Committed to PEOPLE'S RIGHT TO KNOW
Vol. 4 Num 301 Sat. April 03, 2004  
   
International


Israeli police storm into Al Aqsa Mosque
UN blames Israel for halting Gaza food distribution


Israeli police stormed a disputed Jerusalem holy site after Muslim prayers yesterday, firing stun grenades and tear gas, but no injuries were reported.

Officers entered the Al Aqsa Mosque compound after Muslim worshippers threw stones at police deployed nearby, police spokesman Shmuel Ben-Ruby said.

Ben-Ruby said the rock throwers were quickly subdued.

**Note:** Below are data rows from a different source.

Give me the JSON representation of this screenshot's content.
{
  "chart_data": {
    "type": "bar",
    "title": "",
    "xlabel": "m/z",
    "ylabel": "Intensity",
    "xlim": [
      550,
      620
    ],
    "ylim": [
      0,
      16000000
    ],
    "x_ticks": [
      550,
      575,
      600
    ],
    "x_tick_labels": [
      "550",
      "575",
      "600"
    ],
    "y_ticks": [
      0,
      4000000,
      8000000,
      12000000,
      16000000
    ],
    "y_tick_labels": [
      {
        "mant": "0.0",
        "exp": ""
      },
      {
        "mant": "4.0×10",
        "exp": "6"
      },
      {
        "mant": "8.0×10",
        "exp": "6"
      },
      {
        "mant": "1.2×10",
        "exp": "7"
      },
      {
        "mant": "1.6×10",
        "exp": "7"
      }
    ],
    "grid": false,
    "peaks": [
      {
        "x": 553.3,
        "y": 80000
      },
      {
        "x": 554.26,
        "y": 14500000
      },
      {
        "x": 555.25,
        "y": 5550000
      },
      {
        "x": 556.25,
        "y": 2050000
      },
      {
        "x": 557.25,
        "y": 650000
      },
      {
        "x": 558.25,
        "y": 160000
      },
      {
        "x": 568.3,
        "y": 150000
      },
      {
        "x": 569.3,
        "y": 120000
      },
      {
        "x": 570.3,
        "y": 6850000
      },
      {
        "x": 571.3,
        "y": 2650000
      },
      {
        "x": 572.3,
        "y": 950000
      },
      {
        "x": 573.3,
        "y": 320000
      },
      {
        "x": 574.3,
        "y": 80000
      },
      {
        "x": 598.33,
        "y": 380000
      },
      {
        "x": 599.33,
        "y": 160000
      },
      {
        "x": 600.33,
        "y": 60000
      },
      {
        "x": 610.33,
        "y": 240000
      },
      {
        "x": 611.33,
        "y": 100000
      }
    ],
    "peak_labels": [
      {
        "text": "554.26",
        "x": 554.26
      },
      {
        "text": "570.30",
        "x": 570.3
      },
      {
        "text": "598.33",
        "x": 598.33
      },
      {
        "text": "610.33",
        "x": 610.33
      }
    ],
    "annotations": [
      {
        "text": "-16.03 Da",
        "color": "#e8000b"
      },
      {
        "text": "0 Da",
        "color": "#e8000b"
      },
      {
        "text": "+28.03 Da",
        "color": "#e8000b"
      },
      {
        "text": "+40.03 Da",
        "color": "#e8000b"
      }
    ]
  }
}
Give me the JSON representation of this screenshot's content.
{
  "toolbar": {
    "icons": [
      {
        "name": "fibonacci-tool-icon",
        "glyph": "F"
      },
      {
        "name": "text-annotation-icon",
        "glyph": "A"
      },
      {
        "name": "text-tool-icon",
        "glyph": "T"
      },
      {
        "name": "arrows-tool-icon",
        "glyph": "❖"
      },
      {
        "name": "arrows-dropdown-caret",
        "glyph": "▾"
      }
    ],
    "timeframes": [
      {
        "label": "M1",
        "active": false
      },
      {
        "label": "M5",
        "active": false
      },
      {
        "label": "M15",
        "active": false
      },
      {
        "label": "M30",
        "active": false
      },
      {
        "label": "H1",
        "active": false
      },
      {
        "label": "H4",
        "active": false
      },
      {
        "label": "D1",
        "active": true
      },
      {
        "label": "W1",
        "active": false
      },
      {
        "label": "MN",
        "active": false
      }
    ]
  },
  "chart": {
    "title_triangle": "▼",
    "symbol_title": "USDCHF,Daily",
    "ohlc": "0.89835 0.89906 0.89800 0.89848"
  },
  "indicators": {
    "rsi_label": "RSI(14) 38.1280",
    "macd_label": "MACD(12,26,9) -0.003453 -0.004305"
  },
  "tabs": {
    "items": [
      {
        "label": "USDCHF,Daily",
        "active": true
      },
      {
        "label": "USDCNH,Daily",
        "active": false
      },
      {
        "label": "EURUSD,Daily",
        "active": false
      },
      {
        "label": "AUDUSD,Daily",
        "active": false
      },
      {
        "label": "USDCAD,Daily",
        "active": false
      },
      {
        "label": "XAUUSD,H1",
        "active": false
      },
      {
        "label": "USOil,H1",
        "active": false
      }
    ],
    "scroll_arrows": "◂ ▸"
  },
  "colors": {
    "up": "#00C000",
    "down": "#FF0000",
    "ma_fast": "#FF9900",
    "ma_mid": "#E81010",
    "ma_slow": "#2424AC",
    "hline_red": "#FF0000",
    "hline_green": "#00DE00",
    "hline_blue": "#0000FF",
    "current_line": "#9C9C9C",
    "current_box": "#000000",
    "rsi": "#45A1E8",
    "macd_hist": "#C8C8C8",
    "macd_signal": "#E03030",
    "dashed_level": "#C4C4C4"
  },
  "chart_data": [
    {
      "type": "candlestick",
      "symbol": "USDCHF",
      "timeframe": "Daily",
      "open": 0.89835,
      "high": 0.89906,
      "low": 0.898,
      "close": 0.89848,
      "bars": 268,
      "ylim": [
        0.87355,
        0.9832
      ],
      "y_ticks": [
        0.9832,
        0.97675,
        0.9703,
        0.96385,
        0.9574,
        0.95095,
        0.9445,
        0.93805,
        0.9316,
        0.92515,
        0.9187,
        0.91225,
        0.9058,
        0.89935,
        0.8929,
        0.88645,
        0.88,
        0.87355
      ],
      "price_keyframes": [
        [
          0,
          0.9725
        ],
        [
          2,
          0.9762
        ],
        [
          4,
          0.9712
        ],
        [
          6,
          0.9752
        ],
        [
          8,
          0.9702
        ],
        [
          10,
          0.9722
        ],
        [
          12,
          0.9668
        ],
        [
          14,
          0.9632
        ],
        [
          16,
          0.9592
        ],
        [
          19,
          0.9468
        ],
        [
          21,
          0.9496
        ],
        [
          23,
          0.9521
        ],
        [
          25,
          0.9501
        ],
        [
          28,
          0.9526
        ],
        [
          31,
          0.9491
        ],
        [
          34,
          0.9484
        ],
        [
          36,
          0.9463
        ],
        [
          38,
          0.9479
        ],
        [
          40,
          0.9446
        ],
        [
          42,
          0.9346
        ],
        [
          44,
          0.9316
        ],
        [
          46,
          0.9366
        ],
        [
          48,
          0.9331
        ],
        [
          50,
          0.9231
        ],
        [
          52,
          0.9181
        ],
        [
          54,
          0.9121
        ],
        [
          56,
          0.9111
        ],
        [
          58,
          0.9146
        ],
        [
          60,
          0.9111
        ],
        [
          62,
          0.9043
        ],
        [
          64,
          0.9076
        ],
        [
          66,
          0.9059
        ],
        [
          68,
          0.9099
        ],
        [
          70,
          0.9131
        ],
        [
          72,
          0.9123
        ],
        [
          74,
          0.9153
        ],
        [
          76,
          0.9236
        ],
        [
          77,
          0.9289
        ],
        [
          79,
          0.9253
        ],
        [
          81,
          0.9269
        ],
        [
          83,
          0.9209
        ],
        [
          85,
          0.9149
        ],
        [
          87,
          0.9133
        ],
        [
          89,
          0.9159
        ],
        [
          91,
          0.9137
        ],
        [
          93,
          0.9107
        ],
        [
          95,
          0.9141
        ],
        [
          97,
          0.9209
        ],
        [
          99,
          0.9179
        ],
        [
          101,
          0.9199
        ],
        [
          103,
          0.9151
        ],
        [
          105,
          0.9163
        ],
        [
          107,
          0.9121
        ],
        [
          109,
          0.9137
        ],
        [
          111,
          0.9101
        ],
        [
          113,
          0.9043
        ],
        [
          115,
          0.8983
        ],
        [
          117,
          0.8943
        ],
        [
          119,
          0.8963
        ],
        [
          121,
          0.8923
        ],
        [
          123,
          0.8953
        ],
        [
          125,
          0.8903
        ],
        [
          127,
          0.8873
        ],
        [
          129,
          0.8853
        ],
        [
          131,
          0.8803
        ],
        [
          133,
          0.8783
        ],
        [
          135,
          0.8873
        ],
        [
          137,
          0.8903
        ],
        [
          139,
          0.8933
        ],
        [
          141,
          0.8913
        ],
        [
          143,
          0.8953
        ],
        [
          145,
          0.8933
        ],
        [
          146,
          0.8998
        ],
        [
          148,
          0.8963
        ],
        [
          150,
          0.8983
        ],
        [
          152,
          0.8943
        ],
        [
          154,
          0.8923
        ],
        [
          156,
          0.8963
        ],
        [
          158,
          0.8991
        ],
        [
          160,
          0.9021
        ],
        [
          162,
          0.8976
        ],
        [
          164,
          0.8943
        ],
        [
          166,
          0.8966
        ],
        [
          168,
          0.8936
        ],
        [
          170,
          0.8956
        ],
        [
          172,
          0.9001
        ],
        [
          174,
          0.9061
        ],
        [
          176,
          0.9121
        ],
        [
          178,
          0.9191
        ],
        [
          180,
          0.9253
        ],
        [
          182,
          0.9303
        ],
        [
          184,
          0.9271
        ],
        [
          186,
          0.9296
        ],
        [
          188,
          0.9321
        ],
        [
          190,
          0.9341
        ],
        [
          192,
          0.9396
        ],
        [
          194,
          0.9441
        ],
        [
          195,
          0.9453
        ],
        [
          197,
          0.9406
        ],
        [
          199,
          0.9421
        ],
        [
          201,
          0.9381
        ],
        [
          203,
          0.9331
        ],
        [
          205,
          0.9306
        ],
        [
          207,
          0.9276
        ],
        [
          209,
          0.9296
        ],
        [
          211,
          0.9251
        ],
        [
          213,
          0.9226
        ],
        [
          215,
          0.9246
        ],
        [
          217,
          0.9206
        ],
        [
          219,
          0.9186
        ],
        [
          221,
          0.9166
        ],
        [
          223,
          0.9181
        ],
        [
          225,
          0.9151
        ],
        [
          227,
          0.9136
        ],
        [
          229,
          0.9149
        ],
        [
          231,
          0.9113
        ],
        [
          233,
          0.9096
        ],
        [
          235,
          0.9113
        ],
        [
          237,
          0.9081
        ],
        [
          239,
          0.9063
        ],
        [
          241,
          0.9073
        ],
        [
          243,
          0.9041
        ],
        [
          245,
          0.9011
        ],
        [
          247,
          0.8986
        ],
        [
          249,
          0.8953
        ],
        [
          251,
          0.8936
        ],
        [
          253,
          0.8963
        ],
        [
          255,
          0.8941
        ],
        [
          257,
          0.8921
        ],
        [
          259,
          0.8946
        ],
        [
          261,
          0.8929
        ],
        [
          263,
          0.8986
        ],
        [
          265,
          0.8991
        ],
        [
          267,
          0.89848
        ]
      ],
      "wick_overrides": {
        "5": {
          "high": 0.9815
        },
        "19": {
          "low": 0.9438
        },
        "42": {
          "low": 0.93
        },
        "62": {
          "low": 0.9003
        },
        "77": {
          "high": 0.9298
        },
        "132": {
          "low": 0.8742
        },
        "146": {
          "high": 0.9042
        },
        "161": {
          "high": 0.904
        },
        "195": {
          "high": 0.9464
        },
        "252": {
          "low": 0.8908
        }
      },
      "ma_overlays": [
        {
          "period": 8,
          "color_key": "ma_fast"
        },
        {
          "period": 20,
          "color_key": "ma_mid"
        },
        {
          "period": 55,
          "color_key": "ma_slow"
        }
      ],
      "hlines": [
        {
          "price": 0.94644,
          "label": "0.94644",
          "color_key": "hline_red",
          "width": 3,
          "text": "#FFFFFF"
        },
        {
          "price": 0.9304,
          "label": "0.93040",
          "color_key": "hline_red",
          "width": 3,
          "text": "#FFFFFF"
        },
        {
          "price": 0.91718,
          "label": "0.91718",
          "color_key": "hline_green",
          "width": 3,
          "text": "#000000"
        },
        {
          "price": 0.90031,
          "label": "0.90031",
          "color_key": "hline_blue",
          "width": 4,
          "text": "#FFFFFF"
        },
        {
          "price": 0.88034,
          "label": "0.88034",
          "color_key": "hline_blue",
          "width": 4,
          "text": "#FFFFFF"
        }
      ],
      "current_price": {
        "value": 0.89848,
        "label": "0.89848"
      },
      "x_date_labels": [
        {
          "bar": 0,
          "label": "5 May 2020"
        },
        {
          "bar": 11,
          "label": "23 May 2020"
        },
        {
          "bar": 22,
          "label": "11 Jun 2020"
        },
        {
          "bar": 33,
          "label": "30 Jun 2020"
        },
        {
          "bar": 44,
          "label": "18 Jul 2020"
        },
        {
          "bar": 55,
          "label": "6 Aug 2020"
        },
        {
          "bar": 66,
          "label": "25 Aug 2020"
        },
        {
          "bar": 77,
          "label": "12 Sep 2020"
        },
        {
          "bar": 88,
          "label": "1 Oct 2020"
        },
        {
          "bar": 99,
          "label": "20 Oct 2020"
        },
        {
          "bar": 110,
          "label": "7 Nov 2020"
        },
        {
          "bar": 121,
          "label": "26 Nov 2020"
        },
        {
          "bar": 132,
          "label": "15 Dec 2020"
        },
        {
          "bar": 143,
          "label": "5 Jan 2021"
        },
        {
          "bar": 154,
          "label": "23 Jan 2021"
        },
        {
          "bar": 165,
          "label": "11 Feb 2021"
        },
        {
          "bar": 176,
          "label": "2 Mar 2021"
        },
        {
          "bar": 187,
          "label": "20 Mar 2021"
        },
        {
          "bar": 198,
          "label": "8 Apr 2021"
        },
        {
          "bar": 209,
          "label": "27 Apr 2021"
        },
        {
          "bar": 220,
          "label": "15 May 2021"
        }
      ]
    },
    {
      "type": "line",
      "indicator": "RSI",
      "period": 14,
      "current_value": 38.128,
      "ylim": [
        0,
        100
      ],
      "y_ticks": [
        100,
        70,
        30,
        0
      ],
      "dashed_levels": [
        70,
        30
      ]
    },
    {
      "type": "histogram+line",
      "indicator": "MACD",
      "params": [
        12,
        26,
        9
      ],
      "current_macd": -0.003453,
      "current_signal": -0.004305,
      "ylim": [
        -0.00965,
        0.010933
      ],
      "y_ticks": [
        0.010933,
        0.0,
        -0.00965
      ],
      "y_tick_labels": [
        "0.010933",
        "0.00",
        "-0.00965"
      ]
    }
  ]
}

The mosque compound is known to Jews as the Temple Mount, site of biblical Jewish temples. The walled site is revered by Muslims and Jews and is one of the flashpoints in the Israeli-Palestinian conflict.

AFP adds: The UN's Palestinian refugee agency on Thursday halted food distribution to 600,000 people in the Gaza Strip, saying it was out of supplies due to new Israeli security restrictions.

Israel has barred shipments of empty food containers out of Gaza after a deadly suicide bombing last month in which the attackers may have been smuggled inside one of the containers.

The United Nations Relief and Works Agency (UNRWA) said that it had to suspend food shipments in response in order to avoid an expensive bottleneck.

"If the new restrictions in Gaza continue, I fear we could see real hunger emerge for the first time in two generations," said UNRWA director Peter Hansen.

"Israel's legitimate and serious security concerns will not be served by hindering the emergency relief work of the United Nations," he said.

UNRWA said it normally delivers 250 tonnes of food to Gaza daily, but that now the supplies have run out.

"Stocks of rice, flour, cooking oil and other essential foodstuffs that UNRWA provides to refugees reduced to poverty, or otherwise affected by a humanitarian crisis now in its 42nd month, have been fully depleted," it said.